The Anterolateral Ligament has a Significant Role On Rotatory Stability of the Knee

Mette Tavlo, MD, Copenhagen N. DENMARK
Salameh Eljaja, MD, Copenhagen DENMARK
Jørgen Tranum-Jensen, Prof, Copenhagen DENMARK
Volkert Siersma, PhD, Copenhagen DENMARK
Michael Rindom Krogsgaard, MD, PhD DENMARK

Department of Cellular and Molecular Medicine (ICMM), University of Copenhagen, Copenhagen, DENMARK

FDA Status Not Applicable

Summary: The stabilizing effect of the ALL in ACL insufficient and reconstructed knees and the effect of ALL reconstruction



Recent studies have described the anatomy of an anterolateral ligament (ALL) of the knee. This ligament has been linked to the Segond fracture that is patognomonic for tear of the anterior cruciate ligament (ACL). ALL is hypothesised to be important for the internal rotatory stability of the knee, but it’s mechanical role in ACL insufficient knees has yet to be clarified.
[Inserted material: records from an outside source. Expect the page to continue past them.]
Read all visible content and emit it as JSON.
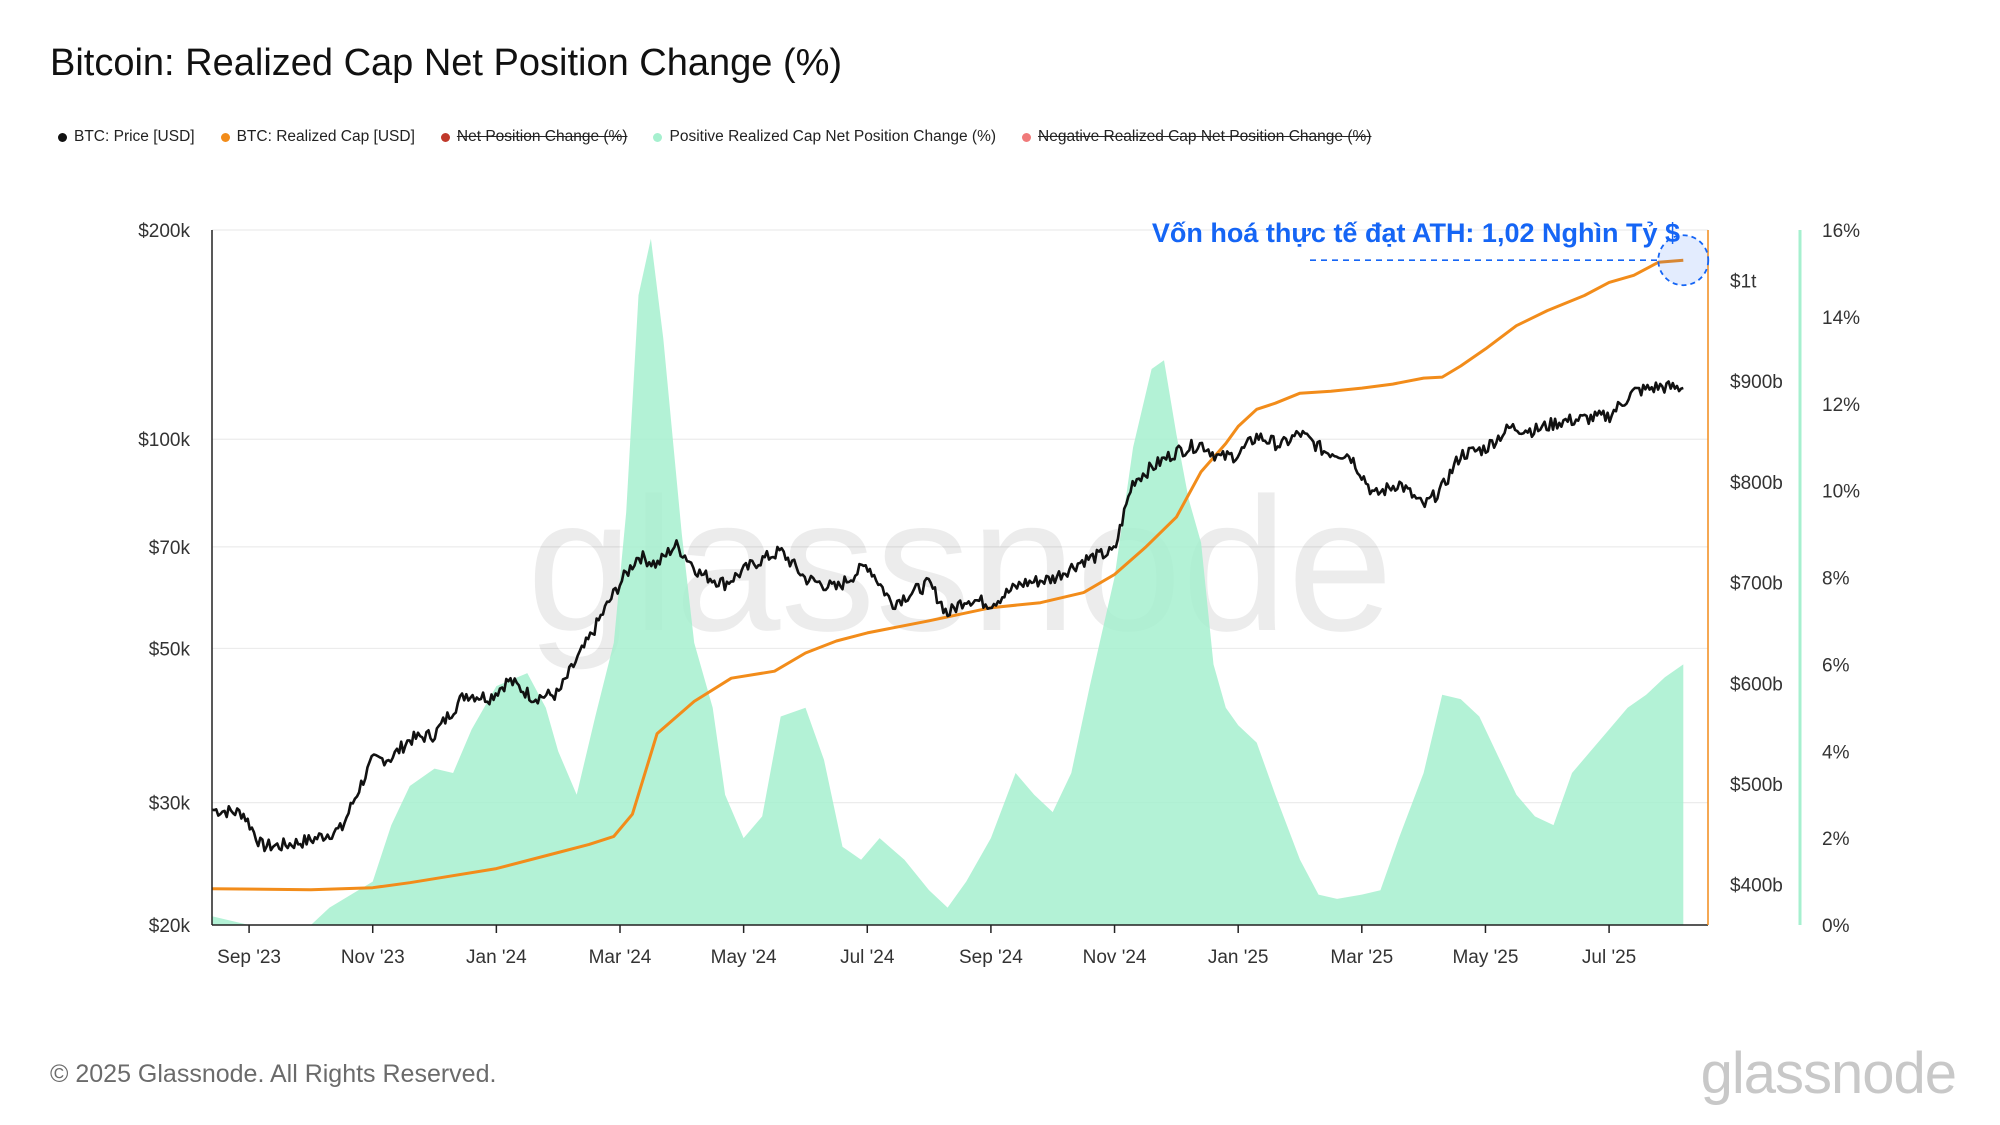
{
  "title": "Bitcoin: Realized Cap Net Position Change (%)",
  "legend": [
    {
      "label": "BTC: Price [USD]",
      "color": "#111111",
      "hidden": false
    },
    {
      "label": "BTC: Realized Cap [USD]",
      "color": "#f28c1a",
      "hidden": false
    },
    {
      "label": "Net Position Change (%)",
      "color": "#c0392b",
      "hidden": true
    },
    {
      "label": "Positive Realized Cap Net Position Change (%)",
      "color": "#a6f0cf",
      "hidden": false
    },
    {
      "label": "Negative Realized Cap Net Position Change (%)",
      "color": "#f07a7a",
      "hidden": true
    }
  ],
  "footer": "© 2025 Glassnode. All Rights Reserved.",
  "brand": "glassnode",
  "watermark": "glassnode",
  "chart_data": {
    "type": "line",
    "x_tick_labels": [
      "Sep '23",
      "Nov '23",
      "Jan '24",
      "Mar '24",
      "May '24",
      "Jul '24",
      "Sep '24",
      "Nov '24",
      "Jan '25",
      "Mar '25",
      "May '25",
      "Jul '25"
    ],
    "x_tick_months": [
      1,
      3,
      5,
      7,
      9,
      11,
      13,
      15,
      17,
      19,
      21,
      23
    ],
    "xlim_months": [
      0.4,
      24.6
    ],
    "y_left": {
      "scale": "log",
      "ticks": [
        "$20k",
        "$30k",
        "$50k",
        "$70k",
        "$100k",
        "$200k"
      ],
      "tick_values": [
        20000,
        30000,
        50000,
        70000,
        100000,
        200000
      ],
      "range": [
        20000,
        200000
      ]
    },
    "y_right": {
      "ticks": [
        "$400b",
        "$500b",
        "$600b",
        "$700b",
        "$800b",
        "$900b",
        "$1t"
      ],
      "tick_values": [
        400,
        500,
        600,
        700,
        800,
        900,
        1000
      ],
      "range": [
        360,
        1050
      ],
      "unit": "billion USD"
    },
    "y_right2": {
      "ticks": [
        "0%",
        "2%",
        "4%",
        "6%",
        "8%",
        "10%",
        "12%",
        "14%",
        "16%"
      ],
      "tick_values": [
        0,
        2,
        4,
        6,
        8,
        10,
        12,
        14,
        16
      ],
      "range": [
        0,
        16
      ]
    },
    "annotation": {
      "text": "Vốn hoá thực tế đạt ATH: 1,02 Nghìn Tỷ $",
      "color": "#1565f5"
    },
    "series": [
      {
        "name": "BTC: Price [USD]",
        "color": "#111111",
        "axis": "left",
        "x": [
          0.4,
          0.9,
          1.2,
          1.5,
          2.0,
          2.5,
          3.0,
          3.3,
          3.6,
          4.0,
          4.5,
          4.9,
          5.2,
          5.6,
          6.0,
          6.5,
          7.0,
          7.3,
          7.6,
          7.9,
          8.3,
          8.7,
          9.2,
          9.6,
          10.0,
          10.5,
          11.0,
          11.4,
          12.0,
          12.3,
          12.6,
          13.0,
          13.5,
          14.0,
          14.5,
          15.0,
          15.3,
          15.6,
          16.0,
          16.4,
          16.7,
          17.0,
          17.3,
          17.7,
          18.0,
          18.4,
          18.8,
          19.2,
          19.6,
          20.0,
          20.3,
          20.6,
          21.0,
          21.4,
          21.8,
          22.2,
          22.6,
          23.0,
          23.4,
          23.8,
          24.2
        ],
        "values": [
          29300,
          29000,
          26000,
          26000,
          26500,
          27500,
          34500,
          34800,
          37000,
          37600,
          43000,
          42500,
          45000,
          42500,
          43000,
          51500,
          62000,
          68000,
          66000,
          70500,
          64000,
          62000,
          66500,
          69000,
          63000,
          61000,
          66000,
          58000,
          62000,
          56000,
          59000,
          58000,
          62000,
          63000,
          67000,
          69000,
          87000,
          91000,
          96000,
          98500,
          94000,
          95000,
          101000,
          98000,
          102000,
          96000,
          95000,
          83000,
          86500,
          80000,
          85000,
          95000,
          97000,
          104000,
          103000,
          106000,
          107000,
          108000,
          117000,
          119000,
          118500
        ]
      },
      {
        "name": "BTC: Realized Cap [USD]",
        "color": "#f28c1a",
        "axis": "right",
        "unit": "billion USD",
        "x": [
          0.4,
          2.0,
          3.0,
          3.6,
          4.0,
          5.0,
          6.0,
          6.5,
          6.9,
          7.2,
          7.6,
          8.2,
          8.8,
          9.5,
          10.0,
          10.5,
          11.0,
          12.0,
          13.0,
          13.8,
          14.5,
          15.0,
          15.5,
          16.0,
          16.4,
          16.8,
          17.0,
          17.3,
          17.6,
          18.0,
          18.5,
          19.0,
          19.5,
          20.0,
          20.3,
          20.6,
          21.0,
          21.5,
          22.0,
          22.6,
          23.0,
          23.4,
          23.8,
          24.2
        ],
        "values": [
          396,
          395,
          397,
          402,
          406,
          416,
          432,
          440,
          448,
          470,
          550,
          582,
          605,
          612,
          630,
          642,
          650,
          662,
          675,
          680,
          690,
          708,
          735,
          765,
          810,
          838,
          855,
          872,
          878,
          888,
          890,
          893,
          897,
          903,
          904,
          915,
          932,
          955,
          970,
          985,
          998,
          1005,
          1018,
          1020
        ]
      },
      {
        "name": "Positive Realized Cap Net Position Change (%)",
        "color": "#a6f0cf",
        "axis": "right2",
        "unit": "%",
        "x": [
          0.4,
          1.0,
          2.0,
          2.3,
          3.0,
          3.3,
          3.6,
          4.0,
          4.3,
          4.6,
          5.0,
          5.5,
          5.8,
          6.0,
          6.3,
          6.6,
          6.9,
          7.1,
          7.3,
          7.5,
          7.7,
          8.0,
          8.2,
          8.5,
          8.7,
          9.0,
          9.3,
          9.6,
          10.0,
          10.3,
          10.6,
          10.9,
          11.2,
          11.6,
          12.0,
          12.3,
          12.6,
          13.0,
          13.4,
          13.7,
          14.0,
          14.3,
          14.6,
          15.0,
          15.3,
          15.6,
          15.8,
          16.0,
          16.2,
          16.4,
          16.6,
          16.8,
          17.0,
          17.3,
          17.6,
          18.0,
          18.3,
          18.6,
          19.0,
          19.3,
          19.6,
          20.0,
          20.3,
          20.6,
          20.9,
          21.2,
          21.5,
          21.8,
          22.1,
          22.4,
          22.7,
          23.0,
          23.3,
          23.6,
          23.9,
          24.2
        ],
        "values": [
          0.2,
          0,
          0,
          0.4,
          1.0,
          2.3,
          3.2,
          3.6,
          3.5,
          4.5,
          5.5,
          5.8,
          5.0,
          4.0,
          3.0,
          4.8,
          6.5,
          9.5,
          14.5,
          15.8,
          13.5,
          9.0,
          6.5,
          5.0,
          3.0,
          2.0,
          2.5,
          4.8,
          5.0,
          3.8,
          1.8,
          1.5,
          2.0,
          1.5,
          0.8,
          0.4,
          1.0,
          2.0,
          3.5,
          3.0,
          2.6,
          3.5,
          5.5,
          8.0,
          11.0,
          12.8,
          13.0,
          11.3,
          9.8,
          8.8,
          6.0,
          5.0,
          4.6,
          4.2,
          3.0,
          1.5,
          0.7,
          0.6,
          0.7,
          0.8,
          2.0,
          3.5,
          5.3,
          5.2,
          4.8,
          3.9,
          3.0,
          2.5,
          2.3,
          3.5,
          4.0,
          4.5,
          5.0,
          5.3,
          5.7,
          6.0
        ]
      }
    ]
  }
}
Our aim was to test the function of the ALL in relation to rotatory and anterior-posterior (AP) stability in ACL insufficient and reconstructed knees and the effect of anatomical ALL reconstruction with a tendon.
In 18 cadaver legs ALL was dissected. Function of ALL (+/- ALL) and of ALL reconstruction (reALL) was tested with the ACL removed (-ACL) and reconstructed (+ACL) with following combinations: +ACL-ALL, +ACL+ALL, -ACL+ALL, -ACL-ALL, -ACL+reALL and +ACL+re-ALL. All combinations were tested with the knees in 0, 30, 60 and 90 degrees of flexion. AP stability was tested with a Rolimeter. Rotation of tibia was applied with a force of 8,85 Nm internal and external and measured photographically from K-wires inserted in tibia and femur.
The appearance of ALL was not uniform, but it was well defined in 78 %. ACL (+/-) had a significant effect on the AP stability but not on rotation. ALL (+/-) had significant effect on the rotatory stability (p = 0.0006), regardless of the condition of ACL, and on the AP stability in ACL insufficient knees (p = 0.023). The lost stability from cutting ALL was regained when ALL was reconstructed.
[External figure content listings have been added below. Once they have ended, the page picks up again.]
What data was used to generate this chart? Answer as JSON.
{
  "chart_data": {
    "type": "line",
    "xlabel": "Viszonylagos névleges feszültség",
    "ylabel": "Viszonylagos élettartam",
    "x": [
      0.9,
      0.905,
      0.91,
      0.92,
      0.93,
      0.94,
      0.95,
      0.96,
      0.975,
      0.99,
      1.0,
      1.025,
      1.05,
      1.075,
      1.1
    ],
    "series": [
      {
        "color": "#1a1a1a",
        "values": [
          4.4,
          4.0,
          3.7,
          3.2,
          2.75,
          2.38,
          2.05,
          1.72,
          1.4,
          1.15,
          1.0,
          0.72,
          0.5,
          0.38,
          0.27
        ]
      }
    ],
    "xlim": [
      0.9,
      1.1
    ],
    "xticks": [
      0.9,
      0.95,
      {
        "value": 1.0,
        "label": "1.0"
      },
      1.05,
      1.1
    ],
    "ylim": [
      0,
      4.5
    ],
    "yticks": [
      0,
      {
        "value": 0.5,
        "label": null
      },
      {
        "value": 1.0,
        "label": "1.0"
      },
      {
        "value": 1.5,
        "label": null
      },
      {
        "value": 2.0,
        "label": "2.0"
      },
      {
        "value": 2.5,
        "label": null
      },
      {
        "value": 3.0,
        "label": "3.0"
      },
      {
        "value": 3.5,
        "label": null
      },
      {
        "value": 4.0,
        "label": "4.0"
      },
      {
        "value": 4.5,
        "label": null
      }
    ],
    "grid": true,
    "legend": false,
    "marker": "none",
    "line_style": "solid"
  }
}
ALL is a major rotational stabilizer. If ALL is torn in connection with ACL rupture, reconstruction of ACL alone is not re-establishing rotatory stability but rotatory instability is re-established if ALL is reconstructed. ALL reconstruction as supplement to ACL reconstruction might be considered in patients with a Segond fracture.